Previously the engrailed gene has been shown to be important in setting up patterning in developing fruit fly embryos, however, nature seems to have redeployed this gene into much later patterning -- the patterning of a butterfly wing. This allows the engrailed gene to function both early in embryo development and then later as a master mimicry switch gene by changing the colour and shape of the butterflies wing.
"We still have a lot to learn" adds ffrench-Constant, "we don't really understand how this gene can control such a wide range of characteristics and how this mimicry is limited only to the female of the species. However, such questions are bound to provide significant challenges for the team in the future."

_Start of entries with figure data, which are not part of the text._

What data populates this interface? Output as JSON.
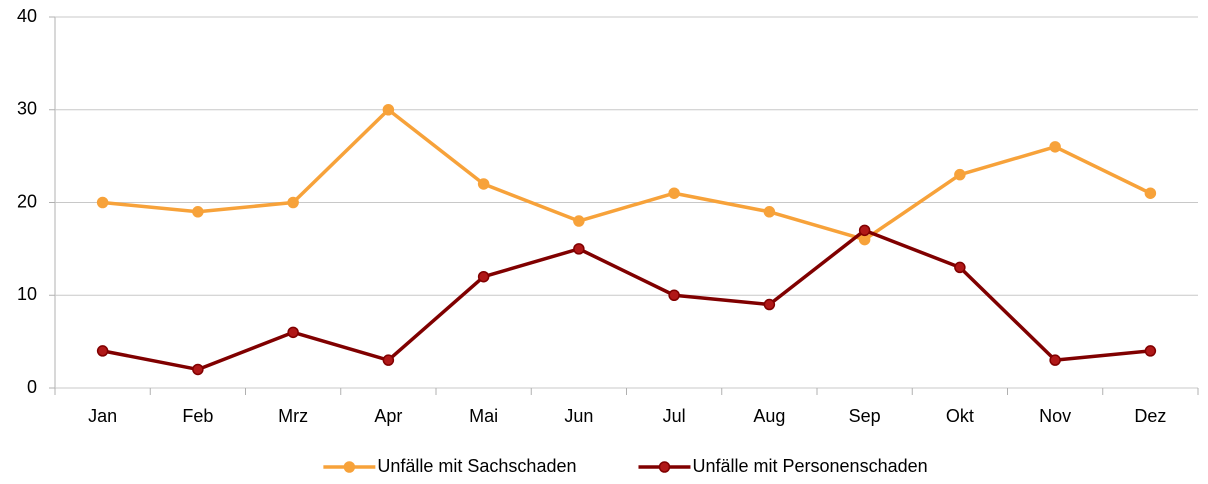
{
  "chart_data": {
    "type": "line",
    "categories": [
      "Jan",
      "Feb",
      "Mrz",
      "Apr",
      "Mai",
      "Jun",
      "Jul",
      "Aug",
      "Sep",
      "Okt",
      "Nov",
      "Dez"
    ],
    "series": [
      {
        "name": "Unfälle mit Sachschaden",
        "color": "#f7a23a",
        "values": [
          20,
          19,
          20,
          30,
          22,
          18,
          21,
          19,
          16,
          23,
          26,
          21
        ]
      },
      {
        "name": "Unfälle mit Personenschaden",
        "color": "#800000",
        "values": [
          4,
          2,
          6,
          3,
          12,
          15,
          10,
          9,
          17,
          13,
          3,
          4
        ]
      }
    ],
    "ylim": [
      0,
      40
    ],
    "yticks": [
      0,
      10,
      20,
      30,
      40
    ],
    "grid": true,
    "legend": "bottom"
  }
}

http://www.sciencedaily.com/releases/2014/06/140611093805.htm




Journal Reference:
M. J. T. N. Timmermans, S. W. Baxter, R. Clark, D. G. Heckel, H. Vogel, S. Collins, A. Papanicolaou, I. Fukova, M. Joron, M. J. Thompson, C. D. Jiggins, R. H. ffrench-Constant, A. P. Vogler. Comparative genomics of the mimicry switch in Papilio dardanus. Proceedings of the Royal Society B: Biological Sciences, 2014; 281 (1787): 20140465 DOI: 10.1098/rspb.2014.0465

Abstract
The African Mocker Swallowtail, Papilio dardanus, is a textbook example in evolutionary genetics. Classical breeding experiments have shown that wing pattern variation in this polymorphic Batesian mimic is determined by the polyallelic H locus that controls a set of distinct mimetic phenotypes. Using bacterial artificial chromosome (BAC) sequencing, recombination analyses and comparative genomics, we show that H co-segregates with an interval of less than 500 kb that is collinear with two other Lepidoptera genomes and contains 24 genes, including the transcription factor genes engrailed (en) and invected (inv). H is located in a region of conserved gene order, which argues against any role for genomic translocations in the evolution of a hypothesized multi-gene mimicry locus. Natural populations of P. dardanus show significant associations of specific morphs with single nucleotide polymorphisms (SNPs), centred on en. In addition, SNP variation in the H region reveals evidence of non-neutral molecular evolution in the en gene alone. We find evidence for a duplication potentially driving physical constraints on recombination in the lamborni morph. Absence of perfect linkage disequilibrium between different genes in the other morphs suggests that H is limited to nucleotide positions in the regulatory and coding regions of en. Our results therefore support the hypothesis that a single gene underlies wing pattern variation in P. dardanus.